HOUSTON - A Texas federal judge on Oct. 25 conditionally certified a class of waste and recycling truck drivers seeking overtime pay (Catalino Villegas, et al. v. Grace Disposal Systems, LLC d/b/a Royal Disposal & Recycling, et al., No. 13-320, S.D. Texas; 2013 U.S. Dist. LEXIS 153382).
NEW YORK - A disability plan governed by the Employee Retirement Income Security Act did not act arbitrarily or capriciously in classifying a participant's disability as a mental illness, the Second Circuit U.S. Court of Appeals affirmed Oct. 23 (Robert Veryzer, Ph.D., v. American International Life Assurance Company of New York, No. 13-262, 2nd Cir.; 2013 U.S. App.

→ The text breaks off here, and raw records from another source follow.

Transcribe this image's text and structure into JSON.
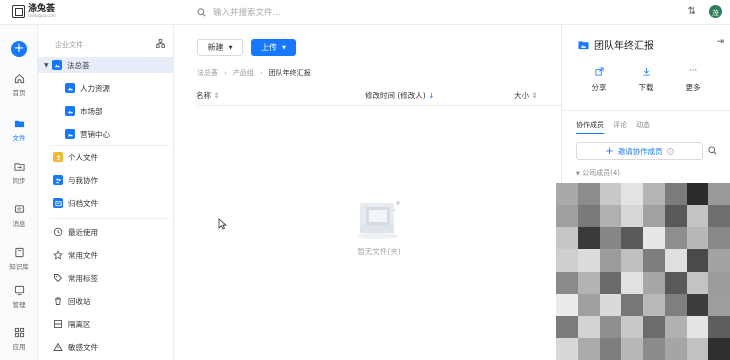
{
  "app": {
    "logo_name": "涤兔荟",
    "logo_sub": "tootoguo.com"
  },
  "search": {
    "placeholder": "输入并搜索文件..."
  },
  "user": {
    "avatar": "茂"
  },
  "rail": [
    {
      "label": "首页",
      "icon": "home-icon"
    },
    {
      "label": "文件",
      "icon": "folder-icon",
      "active": true
    },
    {
      "label": "同步",
      "icon": "sync-icon"
    },
    {
      "label": "消息",
      "icon": "message-icon"
    },
    {
      "label": "知识库",
      "icon": "book-icon"
    },
    {
      "label": "管理",
      "icon": "manage-icon"
    },
    {
      "label": "应用",
      "icon": "apps-icon"
    }
  ],
  "tree": {
    "header": "企业文件",
    "root": "法总荟",
    "children": [
      "人力资源",
      "市场部",
      "营销中心"
    ],
    "sections_a": [
      "个人文件",
      "与我协作",
      "归档文件"
    ],
    "sections_b": [
      "最近使用",
      "常用文件",
      "常用标签",
      "回收站",
      "隔离区",
      "敏感文件"
    ]
  },
  "toolbar": {
    "new_label": "新建",
    "upload_label": "上传"
  },
  "breadcrumb": [
    "法总荟",
    "产品组",
    "团队年终汇报"
  ],
  "columns": {
    "name": "名称",
    "modified": "修改时间 (修改人)",
    "size": "大小"
  },
  "empty": {
    "text": "暂无文件(夹)"
  },
  "panel": {
    "title": "团队年终汇报",
    "actions": [
      "分享",
      "下载",
      "更多"
    ],
    "tabs": [
      "协作成员",
      "评论",
      "动态"
    ],
    "invite_label": "邀请协作成员",
    "members_label": "公司成员(4)"
  },
  "mosaic": [
    "#a9a9a9",
    "#8c8c8c",
    "#c9c9c9",
    "#e3e3e3",
    "#b5b5b5",
    "#7c7c7c",
    "#2b2b2b",
    "#9a9a9a",
    "#9f9f9f",
    "#7a7a7a",
    "#b0b0b0",
    "#d7d7d7",
    "#a1a1a1",
    "#595959",
    "#c4c4c4",
    "#6e6e6e",
    "#c6c6c6",
    "#3a3a3a",
    "#878787",
    "#5a5a5a",
    "#e7e7e7",
    "#8e8e8e",
    "#b8b8b8",
    "#888888",
    "#cfcfcf",
    "#dcdcdc",
    "#9b9b9b",
    "#c0c0c0",
    "#7e7e7e",
    "#e0e0e0",
    "#4a4a4a",
    "#a3a3a3",
    "#8a8a8a",
    "#b3b3b3",
    "#6b6b6b",
    "#e1e1e1",
    "#a7a7a7",
    "#595959",
    "#c3c3c3",
    "#9c9c9c",
    "#ebebeb",
    "#a0a0a0",
    "#dadada",
    "#777777",
    "#b9b9b9",
    "#7f7f7f",
    "#3d3d3d",
    "#9e9e9e",
    "#7b7b7b",
    "#d3d3d3",
    "#8f8f8f",
    "#c8c8c8",
    "#6c6c6c",
    "#b1b1b1",
    "#e4e4e4",
    "#5e5e5e",
    "#d8d8d8",
    "#ababab",
    "#7d7d7d",
    "#b7b7b7",
    "#8b8b8b",
    "#a5a5a5",
    "#c2c2c2",
    "#2f2f2f"
  ]
}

LEXIS 21475).
SAN JOSE, Calif. - A California federal judge on Oct. 24 granted a supplemental motion for class certification in an antitrust suit accusing high-tech companies of conspiring to fix and suppress employee compensation and to restrict employee mobility by entering into agreements not to compete for one another's employees (In Re: High-Tech Employee Antitrust Litigation, No. 11-2509, N.D. Calif.; 2013 U.S. Dist. LEXIS 153752).

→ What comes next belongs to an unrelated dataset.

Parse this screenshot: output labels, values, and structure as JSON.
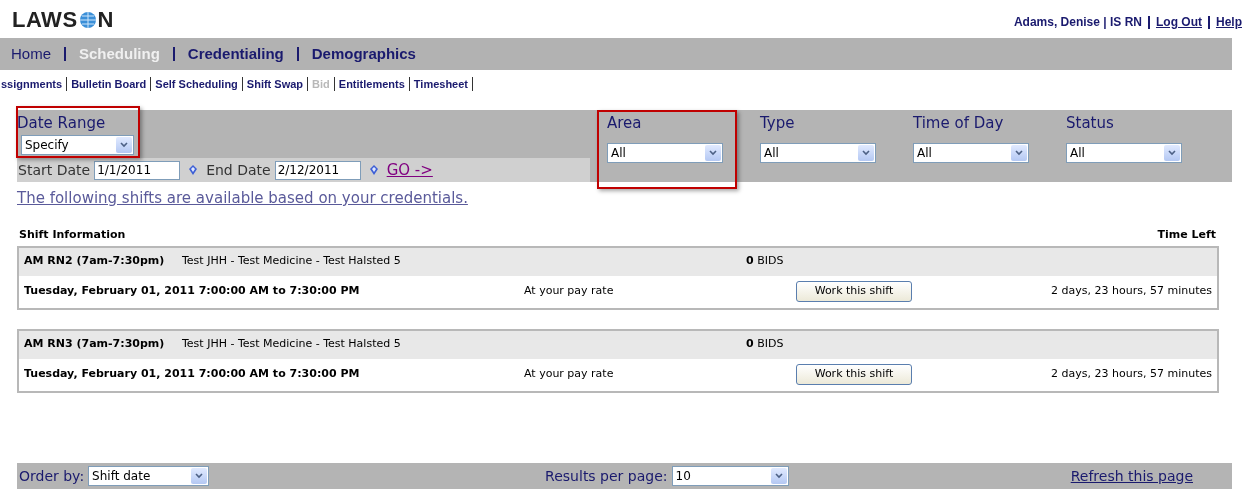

SAN FRANCISCO - Participants in eligible individual account plans (EIAPs) sponsored by a drug manufacturer sufficiently alleged that the plans' fiduciaries breached their fiduciary duty of care imposed by the Employee Retirement Income Security Act by retaining company stock in the plans when the stock price was artificially inflated because the company was marketing risky "off label" uses of the drugs, the Ninth Circuit U.S. Court of Appeals ruled Oct. 23 in an opinion withdrawing its earlier opinion (Harris, et al. v. Amgen, Inc., et al., No. 10-56014, 9th Cir.; 2013 U.S. App. LEXIS 21503).